Waste management is a critical issue from an environmental, social and economic point of view. Global studies predict that by 2025, the cost of solid waste management will reach $375.5 billion annually [1]. Since the 1980s there has been a significant increase in waste disposal costs and consequently a greater incidence of illegal practices managed by organized crime. According to a 2015 report [2], the number of illegal landfills in Europe is 12,628 for a total of 2,871,186 tons of waste. The problem affects all EU countries. Italy, Poland and Germany are the countries with the largest amount of illegal waste. Europol reports illegal waste trafficking as the biggest growth area for organized crime, with revenues in the billions of euros annually [3].
The PERIVALLON project and geospatial intelligence
The PERIVALLON project is partially funded by the European Union’s Horizon 2020 program under grant agreement No. 101073952. The project includes 5 Police and Border Guard Authorities, 3 environmental protection agencies, 6 Research/Academic institutions, 8 industry partners, one EU Agency, and one Foundation, and the achieved results will be will be validated in field tests in four operational use cases in different European countries.
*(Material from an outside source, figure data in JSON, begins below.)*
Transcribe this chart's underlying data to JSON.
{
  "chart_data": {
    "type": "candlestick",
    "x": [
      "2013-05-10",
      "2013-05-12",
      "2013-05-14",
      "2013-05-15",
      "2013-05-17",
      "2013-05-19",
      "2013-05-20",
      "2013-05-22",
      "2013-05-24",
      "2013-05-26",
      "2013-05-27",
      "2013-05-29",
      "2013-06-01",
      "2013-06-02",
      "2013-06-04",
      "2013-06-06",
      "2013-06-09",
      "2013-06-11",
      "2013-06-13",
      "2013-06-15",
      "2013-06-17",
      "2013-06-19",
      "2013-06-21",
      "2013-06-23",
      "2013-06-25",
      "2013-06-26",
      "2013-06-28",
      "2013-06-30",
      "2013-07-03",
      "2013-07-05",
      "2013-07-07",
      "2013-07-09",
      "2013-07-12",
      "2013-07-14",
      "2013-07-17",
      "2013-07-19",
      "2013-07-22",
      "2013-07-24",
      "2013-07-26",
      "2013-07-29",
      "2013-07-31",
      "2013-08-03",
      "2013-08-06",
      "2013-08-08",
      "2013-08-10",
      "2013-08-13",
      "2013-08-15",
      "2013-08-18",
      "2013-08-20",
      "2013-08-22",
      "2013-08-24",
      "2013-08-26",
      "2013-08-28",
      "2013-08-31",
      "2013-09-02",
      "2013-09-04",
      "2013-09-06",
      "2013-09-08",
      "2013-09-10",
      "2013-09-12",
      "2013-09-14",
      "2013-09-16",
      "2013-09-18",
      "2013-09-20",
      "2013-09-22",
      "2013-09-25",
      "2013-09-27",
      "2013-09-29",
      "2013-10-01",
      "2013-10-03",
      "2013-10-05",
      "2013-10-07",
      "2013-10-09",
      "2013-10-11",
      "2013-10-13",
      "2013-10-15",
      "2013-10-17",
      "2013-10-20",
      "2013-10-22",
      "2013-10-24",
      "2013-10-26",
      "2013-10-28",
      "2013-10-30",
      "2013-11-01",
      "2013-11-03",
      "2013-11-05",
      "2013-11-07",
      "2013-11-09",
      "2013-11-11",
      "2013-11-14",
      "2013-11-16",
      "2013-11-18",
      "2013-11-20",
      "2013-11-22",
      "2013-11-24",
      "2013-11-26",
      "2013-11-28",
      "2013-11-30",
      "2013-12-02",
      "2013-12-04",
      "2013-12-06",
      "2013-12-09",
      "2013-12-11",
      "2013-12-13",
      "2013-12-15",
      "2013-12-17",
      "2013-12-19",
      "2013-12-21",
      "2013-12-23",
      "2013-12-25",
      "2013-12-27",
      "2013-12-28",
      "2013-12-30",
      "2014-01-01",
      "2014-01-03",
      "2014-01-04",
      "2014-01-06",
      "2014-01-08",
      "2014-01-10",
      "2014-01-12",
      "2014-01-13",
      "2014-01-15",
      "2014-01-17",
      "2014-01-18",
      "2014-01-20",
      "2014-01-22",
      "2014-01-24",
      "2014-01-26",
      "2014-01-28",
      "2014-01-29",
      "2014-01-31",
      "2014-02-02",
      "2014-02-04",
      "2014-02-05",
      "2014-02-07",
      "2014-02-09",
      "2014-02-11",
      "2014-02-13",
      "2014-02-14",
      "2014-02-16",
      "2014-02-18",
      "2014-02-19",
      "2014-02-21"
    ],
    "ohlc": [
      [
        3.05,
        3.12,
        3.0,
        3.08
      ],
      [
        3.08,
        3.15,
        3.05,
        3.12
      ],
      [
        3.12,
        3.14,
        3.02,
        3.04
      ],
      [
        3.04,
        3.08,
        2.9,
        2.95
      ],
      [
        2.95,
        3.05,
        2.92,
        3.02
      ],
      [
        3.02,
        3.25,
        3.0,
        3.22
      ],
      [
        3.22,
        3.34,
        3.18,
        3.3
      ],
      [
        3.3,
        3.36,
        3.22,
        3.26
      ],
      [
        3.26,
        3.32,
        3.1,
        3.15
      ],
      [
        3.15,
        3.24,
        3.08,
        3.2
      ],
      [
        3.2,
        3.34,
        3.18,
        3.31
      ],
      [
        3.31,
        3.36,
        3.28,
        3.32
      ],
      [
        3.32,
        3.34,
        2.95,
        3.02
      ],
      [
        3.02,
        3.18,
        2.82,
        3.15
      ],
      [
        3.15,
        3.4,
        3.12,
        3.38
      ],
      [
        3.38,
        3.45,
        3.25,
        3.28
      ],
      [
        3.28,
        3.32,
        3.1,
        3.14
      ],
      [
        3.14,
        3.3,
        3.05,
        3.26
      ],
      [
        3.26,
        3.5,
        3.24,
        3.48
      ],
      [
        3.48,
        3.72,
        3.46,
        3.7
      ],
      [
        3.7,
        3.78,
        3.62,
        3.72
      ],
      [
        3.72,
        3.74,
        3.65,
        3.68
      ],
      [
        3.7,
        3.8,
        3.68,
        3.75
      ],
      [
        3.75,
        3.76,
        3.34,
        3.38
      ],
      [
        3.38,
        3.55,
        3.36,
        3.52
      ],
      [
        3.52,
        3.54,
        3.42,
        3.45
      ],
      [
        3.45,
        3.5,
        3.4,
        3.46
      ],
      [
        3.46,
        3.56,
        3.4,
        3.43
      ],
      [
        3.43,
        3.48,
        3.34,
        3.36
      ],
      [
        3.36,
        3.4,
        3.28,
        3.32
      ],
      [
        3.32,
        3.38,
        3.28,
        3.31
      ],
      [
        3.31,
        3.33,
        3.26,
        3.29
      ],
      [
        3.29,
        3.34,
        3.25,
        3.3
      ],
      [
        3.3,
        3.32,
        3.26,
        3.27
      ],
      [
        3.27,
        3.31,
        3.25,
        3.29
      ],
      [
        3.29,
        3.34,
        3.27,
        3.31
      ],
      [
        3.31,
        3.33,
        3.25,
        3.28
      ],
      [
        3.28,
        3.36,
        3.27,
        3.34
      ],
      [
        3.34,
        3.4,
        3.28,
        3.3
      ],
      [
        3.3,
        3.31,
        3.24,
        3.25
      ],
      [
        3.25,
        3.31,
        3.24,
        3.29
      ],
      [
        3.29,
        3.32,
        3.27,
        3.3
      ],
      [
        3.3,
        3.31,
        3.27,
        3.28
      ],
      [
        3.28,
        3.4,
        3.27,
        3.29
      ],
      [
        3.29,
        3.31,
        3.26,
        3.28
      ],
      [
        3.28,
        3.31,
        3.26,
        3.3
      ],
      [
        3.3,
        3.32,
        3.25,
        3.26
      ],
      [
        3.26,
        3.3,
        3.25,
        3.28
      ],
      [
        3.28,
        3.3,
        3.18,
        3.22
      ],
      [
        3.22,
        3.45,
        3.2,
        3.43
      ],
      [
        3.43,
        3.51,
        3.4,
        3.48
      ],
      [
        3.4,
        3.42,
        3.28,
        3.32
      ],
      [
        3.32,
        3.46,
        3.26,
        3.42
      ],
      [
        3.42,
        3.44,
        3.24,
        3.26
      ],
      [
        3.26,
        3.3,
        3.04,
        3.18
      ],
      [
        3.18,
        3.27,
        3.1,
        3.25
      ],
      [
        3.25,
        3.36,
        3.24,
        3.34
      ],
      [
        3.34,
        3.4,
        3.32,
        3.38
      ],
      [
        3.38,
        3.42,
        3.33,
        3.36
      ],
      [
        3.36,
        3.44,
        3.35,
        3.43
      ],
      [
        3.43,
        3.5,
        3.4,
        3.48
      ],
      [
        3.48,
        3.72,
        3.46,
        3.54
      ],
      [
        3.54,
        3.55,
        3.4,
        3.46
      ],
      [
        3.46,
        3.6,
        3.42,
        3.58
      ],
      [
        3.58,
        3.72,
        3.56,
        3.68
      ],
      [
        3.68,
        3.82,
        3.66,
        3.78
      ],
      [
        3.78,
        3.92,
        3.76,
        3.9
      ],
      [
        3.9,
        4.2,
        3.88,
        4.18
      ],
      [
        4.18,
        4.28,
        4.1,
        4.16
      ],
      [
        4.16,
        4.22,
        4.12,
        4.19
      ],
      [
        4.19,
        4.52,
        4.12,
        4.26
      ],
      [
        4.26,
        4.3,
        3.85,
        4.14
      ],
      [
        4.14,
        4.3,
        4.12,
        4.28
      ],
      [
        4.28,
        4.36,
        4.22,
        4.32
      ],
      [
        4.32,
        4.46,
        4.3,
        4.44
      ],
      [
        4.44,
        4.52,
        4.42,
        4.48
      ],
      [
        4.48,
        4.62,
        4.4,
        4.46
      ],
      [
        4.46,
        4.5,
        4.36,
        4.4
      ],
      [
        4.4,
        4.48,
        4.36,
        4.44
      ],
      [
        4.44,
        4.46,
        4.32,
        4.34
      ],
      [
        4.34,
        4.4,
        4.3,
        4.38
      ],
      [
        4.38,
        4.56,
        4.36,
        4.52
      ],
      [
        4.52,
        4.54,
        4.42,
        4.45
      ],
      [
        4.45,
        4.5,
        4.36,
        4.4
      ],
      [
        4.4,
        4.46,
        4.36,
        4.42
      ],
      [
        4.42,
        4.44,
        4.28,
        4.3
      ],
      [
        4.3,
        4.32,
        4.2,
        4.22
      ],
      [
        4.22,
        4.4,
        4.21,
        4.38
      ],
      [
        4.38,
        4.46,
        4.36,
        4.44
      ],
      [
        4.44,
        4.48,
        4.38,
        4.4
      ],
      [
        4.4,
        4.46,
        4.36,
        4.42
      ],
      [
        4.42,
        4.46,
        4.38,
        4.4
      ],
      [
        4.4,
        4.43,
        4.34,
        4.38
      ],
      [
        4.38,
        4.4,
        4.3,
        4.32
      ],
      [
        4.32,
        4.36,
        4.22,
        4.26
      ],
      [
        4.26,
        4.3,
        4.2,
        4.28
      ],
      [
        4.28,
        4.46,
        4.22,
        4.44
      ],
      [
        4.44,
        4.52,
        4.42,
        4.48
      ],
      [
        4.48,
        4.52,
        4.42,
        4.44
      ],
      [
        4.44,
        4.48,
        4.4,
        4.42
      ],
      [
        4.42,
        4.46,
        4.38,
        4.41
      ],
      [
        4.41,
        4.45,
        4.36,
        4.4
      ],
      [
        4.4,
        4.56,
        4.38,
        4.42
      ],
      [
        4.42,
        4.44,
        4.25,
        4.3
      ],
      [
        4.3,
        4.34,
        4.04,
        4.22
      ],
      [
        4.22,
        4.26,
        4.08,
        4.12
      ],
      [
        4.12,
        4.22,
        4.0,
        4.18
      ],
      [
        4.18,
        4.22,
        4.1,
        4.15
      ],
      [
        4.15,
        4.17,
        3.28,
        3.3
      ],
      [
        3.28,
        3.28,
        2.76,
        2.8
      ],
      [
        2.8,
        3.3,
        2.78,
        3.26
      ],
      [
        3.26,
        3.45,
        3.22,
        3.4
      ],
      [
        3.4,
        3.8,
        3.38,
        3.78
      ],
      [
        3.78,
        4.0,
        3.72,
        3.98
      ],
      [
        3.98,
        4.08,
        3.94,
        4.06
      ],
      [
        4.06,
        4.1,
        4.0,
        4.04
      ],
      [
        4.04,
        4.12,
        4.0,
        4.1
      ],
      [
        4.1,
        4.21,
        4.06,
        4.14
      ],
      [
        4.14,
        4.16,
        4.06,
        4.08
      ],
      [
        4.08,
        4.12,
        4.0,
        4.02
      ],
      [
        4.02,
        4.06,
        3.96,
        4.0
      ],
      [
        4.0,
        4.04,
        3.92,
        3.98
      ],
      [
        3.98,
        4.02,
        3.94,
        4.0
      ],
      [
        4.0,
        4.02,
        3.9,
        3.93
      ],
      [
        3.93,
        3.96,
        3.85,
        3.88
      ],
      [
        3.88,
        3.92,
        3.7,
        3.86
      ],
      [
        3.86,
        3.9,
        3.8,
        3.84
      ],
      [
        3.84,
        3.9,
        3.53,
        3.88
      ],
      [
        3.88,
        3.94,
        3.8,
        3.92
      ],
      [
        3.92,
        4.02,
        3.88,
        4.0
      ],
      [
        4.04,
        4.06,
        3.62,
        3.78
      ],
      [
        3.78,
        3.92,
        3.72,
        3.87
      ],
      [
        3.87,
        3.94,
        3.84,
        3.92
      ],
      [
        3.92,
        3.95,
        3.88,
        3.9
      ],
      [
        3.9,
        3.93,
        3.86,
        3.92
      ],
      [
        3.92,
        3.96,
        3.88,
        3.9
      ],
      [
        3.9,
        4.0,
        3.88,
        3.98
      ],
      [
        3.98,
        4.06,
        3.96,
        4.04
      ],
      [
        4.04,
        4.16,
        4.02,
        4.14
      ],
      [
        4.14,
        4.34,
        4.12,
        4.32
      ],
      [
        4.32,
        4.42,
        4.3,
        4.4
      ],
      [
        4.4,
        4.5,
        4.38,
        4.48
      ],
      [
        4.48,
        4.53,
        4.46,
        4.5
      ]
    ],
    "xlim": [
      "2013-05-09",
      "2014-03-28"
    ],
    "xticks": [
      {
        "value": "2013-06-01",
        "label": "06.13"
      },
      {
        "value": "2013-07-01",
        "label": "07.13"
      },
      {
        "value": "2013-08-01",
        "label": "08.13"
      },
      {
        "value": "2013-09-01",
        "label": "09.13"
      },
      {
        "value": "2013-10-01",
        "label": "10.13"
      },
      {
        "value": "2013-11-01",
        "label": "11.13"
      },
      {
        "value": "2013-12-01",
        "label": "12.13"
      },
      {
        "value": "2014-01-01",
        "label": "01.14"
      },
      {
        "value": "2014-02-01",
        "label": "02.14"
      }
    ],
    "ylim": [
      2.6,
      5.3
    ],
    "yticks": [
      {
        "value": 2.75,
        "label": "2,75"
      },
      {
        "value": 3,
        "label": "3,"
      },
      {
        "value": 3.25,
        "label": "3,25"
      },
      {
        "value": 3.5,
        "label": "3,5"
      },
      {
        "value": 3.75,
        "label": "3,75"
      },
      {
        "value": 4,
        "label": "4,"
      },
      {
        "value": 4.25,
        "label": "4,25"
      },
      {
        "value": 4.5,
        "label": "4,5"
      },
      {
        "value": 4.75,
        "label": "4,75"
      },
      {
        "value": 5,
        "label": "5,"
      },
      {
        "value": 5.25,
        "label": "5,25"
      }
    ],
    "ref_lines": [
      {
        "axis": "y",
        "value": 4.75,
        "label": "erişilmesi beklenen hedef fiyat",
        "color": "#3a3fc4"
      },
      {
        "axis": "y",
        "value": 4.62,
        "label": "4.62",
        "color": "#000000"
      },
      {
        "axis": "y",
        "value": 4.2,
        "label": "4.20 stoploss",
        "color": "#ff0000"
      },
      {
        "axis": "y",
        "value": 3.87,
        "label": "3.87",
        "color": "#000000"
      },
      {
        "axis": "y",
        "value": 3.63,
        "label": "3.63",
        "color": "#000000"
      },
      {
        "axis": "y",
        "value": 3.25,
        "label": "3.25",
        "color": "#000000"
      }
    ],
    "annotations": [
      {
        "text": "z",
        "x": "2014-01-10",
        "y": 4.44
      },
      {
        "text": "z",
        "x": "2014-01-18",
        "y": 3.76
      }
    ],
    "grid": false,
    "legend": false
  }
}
PERIVALLON aims to introduce Geospatial Intelligence and Earth Observation from satellites, airplanes and drones to counter illegal waste management through more effective identification of potential breaches to environmental regulations. Geospatial Intelligence helps detect violations in authorized waste treatment plants and also totally illegal landfills. PERIVALLON exploits a two-level strategy. First, a periodic large scale mapping of the territory is carried out by means of Earth Observation from satellite and aircraft, Geospatial Intelligence and Artificial Intelligence. This phase provides a list of potentially critical sites. These are evaluated by the relevant institutions to select those to be subjected to inspection, during which drones help mapping the types of waste and an assess the quantities and risk level.
Artificial intelligence at the service of geospatial intelligence for the identification of illegal landfills
Automatic image analysis is a sector of information technology that applies computer vision algorithms to solve many problems: from industrial robotics to autonomous driving to environmental surveillance. In recent times, the traditional methods of image analysis, which required ad hoc procedures for the extraction of useful characteristics on which to base the analysis, have been replaced by approaches based on machine learning (Machine Learning). In particular, Deep Learning based techniques have demonstrated impressive performance in many data analysis problems and especially in image analysis. A turning point is represented by the advent of convolutional neural networks (CNN). A CNN is a data processing architecture that relies on the convolution operation to condense input information and produce a compact representation that contains only the information needed to compute the desired output. CNNs are used primarily for image classification and object detection. Image classification predicts the types of objects that appear in an image whereas object detection determines the region of the image in which a specific type of object appears. PERIVALLON researchers apply CNNs to satellite image analysis to automate the identification of illegal waste deposits. The choice of CNN fell on the ResNet50 architecture [4], a 50-level CNN that provides an excellent compromise between classification accuracy and computational power required for training. A knowledge transfer procedure (Transfer Learning) was applied to ResNet50, which consists in subjecting a network trained in the classification of generic images to a partial retraining with aerial images. In this way the training process is accelerated and a few hundred satellite images classified by ARPA Lombardia experts are enough to achieve high precision.
The designed CNN can identify sites of potential interest in satellite images with an accuracy of 92%. The following figure shows two examples of images classified from the realized CNN.
Thanks to PERIVALLON, it is now possible to automatically analyze a vast territory in a few hours, a task which requires weeks if done manually. The automatically produced lists of locations are sorted according to the probability that a suspicious site is present, so that the operators in charge can focus on the most “promising” sites first.
[1] Dan Hoornweg and Perinaz Bhada-Tata. “What a waste: a global review of solid waste management”. In: Urban development series knowledge papers 15 (Jan. 2012), pp. 87–88. url: https://openknowledge. worldbank.org/handle/10986/17388.
[2] Emma Watkins. “A case study on illegal localised pollution incidents in the EU.
A study compiled as part of the EFFACE project”. London: IEEP (2015) https://efface.eu/sites/default/files/EFFACE_Illegal%20localised%20pollution%20incidents%20in%20the%20EU.pdf
[3] Europol. Trash worth millions of euros. 2019.
https://www. europol.europa.eu/newsroom/news/trash-worth-millions-of- euros
[4] HE, Kaiming, et al. “Deep residual learning for image recognition”. In: Proceedings of the IEEE conference on computer vision and pattern recognition. 2016. p. 770-778.